**KFIB**

Prerequisites : Prefix Sums.

A naive brute force of this algorithm would be O(N*K) because calculating each term will take K calculations. To calculate the ith we will have to add a[i-k], a[i-k+1] …a[i-2], a[i-1] terms. So if we use a prefix sum, then we can do this computation in O(1). a[i-k] + a[i-k+1] …a[i-2] + a[i-1] = prefix[i-1] - prefix[i-k-1].

```
a[0] = 0;
for(i from 1 to k)
pref[i] = 1 + pref[i-1];
for(i from k+1 to n){
pref[i] = (pref[i-1] + (pref[i-1] - pref[i-k-1]))%mod;
}
print (pref[i] - pref[i-1])%mod
```

This reduces the complexity to O(n) and is fast enough to get full points!

**BRKTREE**

Prerequisites: DFS, Tree

When we remove an edge, the tree breaks into two parts with sum W_{1} and W_{2}. Also W_1 + W_2 = W(the original tree).

If we know the sum of all nodes in one tree, then we can also find the other one in O(1)

Whenever, we remove an edge, one of the complete subtree gets removes. So if we know the sum of all subtrees(which we can calculate using a DFS in O(n)), then we can easily find the answer in O(N) by iterating through all the subtrees and checking if the answer matches for each query.

Since, all queries are independent we can calculate all the possible difference and store it in a set. Then whenever we get a query we can just check whether the value exists in the set.
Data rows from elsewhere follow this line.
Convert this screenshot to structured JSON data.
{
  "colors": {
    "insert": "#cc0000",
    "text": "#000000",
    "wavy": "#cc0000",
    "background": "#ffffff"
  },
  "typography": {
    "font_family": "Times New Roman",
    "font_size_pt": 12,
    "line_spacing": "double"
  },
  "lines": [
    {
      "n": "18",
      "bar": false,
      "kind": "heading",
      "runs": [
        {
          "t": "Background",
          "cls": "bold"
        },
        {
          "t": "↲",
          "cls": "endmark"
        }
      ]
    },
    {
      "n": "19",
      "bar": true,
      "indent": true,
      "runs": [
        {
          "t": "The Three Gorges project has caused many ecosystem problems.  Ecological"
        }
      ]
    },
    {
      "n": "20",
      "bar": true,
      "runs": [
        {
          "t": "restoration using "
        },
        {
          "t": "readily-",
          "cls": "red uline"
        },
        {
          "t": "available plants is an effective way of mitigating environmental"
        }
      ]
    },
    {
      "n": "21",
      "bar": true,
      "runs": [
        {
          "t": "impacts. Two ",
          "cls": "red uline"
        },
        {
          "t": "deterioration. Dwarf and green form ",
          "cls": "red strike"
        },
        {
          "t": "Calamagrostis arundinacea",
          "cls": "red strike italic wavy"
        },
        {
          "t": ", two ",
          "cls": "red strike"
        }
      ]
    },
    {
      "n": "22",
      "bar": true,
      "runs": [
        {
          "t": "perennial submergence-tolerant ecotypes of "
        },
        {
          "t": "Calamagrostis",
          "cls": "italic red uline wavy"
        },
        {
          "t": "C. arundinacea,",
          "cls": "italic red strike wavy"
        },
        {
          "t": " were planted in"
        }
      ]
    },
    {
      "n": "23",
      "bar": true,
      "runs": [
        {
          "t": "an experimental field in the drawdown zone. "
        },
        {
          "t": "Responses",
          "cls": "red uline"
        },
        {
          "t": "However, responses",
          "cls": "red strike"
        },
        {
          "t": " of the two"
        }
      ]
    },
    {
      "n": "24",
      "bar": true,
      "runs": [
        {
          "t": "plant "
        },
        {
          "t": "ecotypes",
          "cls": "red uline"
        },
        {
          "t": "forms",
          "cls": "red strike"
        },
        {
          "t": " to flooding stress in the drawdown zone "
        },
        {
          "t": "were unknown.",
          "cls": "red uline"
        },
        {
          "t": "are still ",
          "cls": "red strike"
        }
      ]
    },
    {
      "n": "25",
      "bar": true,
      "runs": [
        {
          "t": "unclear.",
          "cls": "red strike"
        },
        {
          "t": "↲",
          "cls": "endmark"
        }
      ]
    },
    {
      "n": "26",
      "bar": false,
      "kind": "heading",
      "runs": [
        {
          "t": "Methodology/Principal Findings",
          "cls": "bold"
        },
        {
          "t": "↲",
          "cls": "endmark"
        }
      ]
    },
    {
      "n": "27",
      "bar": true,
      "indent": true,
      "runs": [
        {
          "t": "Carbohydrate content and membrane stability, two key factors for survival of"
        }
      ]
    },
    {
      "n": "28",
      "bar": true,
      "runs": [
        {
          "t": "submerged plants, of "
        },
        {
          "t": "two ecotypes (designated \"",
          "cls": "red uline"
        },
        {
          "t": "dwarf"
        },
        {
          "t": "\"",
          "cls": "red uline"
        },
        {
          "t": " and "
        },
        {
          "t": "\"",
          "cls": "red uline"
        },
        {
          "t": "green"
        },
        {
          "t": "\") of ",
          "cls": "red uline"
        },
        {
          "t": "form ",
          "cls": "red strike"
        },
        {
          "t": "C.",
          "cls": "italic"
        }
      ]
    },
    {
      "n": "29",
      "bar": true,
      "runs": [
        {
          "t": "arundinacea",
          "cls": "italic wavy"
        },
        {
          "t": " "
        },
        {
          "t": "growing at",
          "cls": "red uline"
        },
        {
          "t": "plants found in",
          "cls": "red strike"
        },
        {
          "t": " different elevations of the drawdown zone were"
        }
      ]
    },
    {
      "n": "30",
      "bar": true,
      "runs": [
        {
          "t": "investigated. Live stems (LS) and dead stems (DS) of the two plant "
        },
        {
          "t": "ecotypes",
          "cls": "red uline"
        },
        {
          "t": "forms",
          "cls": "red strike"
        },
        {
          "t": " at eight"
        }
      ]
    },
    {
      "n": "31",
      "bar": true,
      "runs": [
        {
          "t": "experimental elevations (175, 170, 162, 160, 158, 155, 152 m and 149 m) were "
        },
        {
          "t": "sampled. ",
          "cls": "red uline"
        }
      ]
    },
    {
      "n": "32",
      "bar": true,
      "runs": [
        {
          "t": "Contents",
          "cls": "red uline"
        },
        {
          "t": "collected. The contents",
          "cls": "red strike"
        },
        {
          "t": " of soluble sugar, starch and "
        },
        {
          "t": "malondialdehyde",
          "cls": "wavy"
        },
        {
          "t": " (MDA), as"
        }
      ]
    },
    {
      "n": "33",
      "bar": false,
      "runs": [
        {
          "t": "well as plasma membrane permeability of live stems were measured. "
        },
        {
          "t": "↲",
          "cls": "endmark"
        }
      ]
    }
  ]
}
*We are very sorry for the fault in the second subtask*

**LNGHW**

Each element has a specific remainder when divided by M. Lets make an 2d array, vector b[M].

Then we can push all the elements to their specific array depending on their remainder. After that sort all the arrays depending on its a[i] value. Then we can easily answer the queries.

```
for(i from 0 to n-1){
int inp; read inp
b[inp%M].push_back(make_pair(inp, i));
}
for(i from 0 to M-1){
sort(b[i].begin(), b[i].end());
}
for(q--){
int i, R; read i and R
if(i <= b[R].size()) print( b[R][i-1].second + 1)
else print (-1)
}
```

**PIZPAR**

The problem can be solved using a greedy approach. By induction we can prove that for a single pizza, if we make n cuts in it, the maximum number of slices we get is `(n*n + n + 2)/2.`

Now with this formula we can prove that it’s always optimal to make the maximum possible number of cuts on a single pizza, rather than dividing the total cuts among the pizzas.

Let’s suppose we have a total of x+y cuts. Now, if we divide the cuts (ie. make cuts in two separate pizzas) the total slices we get is `(x*x + x + 2)/2 + (y*y + y + 2)/2`

. Where as if we make the x+y cuts on a single pizza, we get `(x*x + y*y + x + y + 2*x*y)/2`

slices.

We can clearly notice that the latter provides more slices. This means that it is always more optimal to make as many cuts as possible in one of the pizzas. This gives us our greedy solution.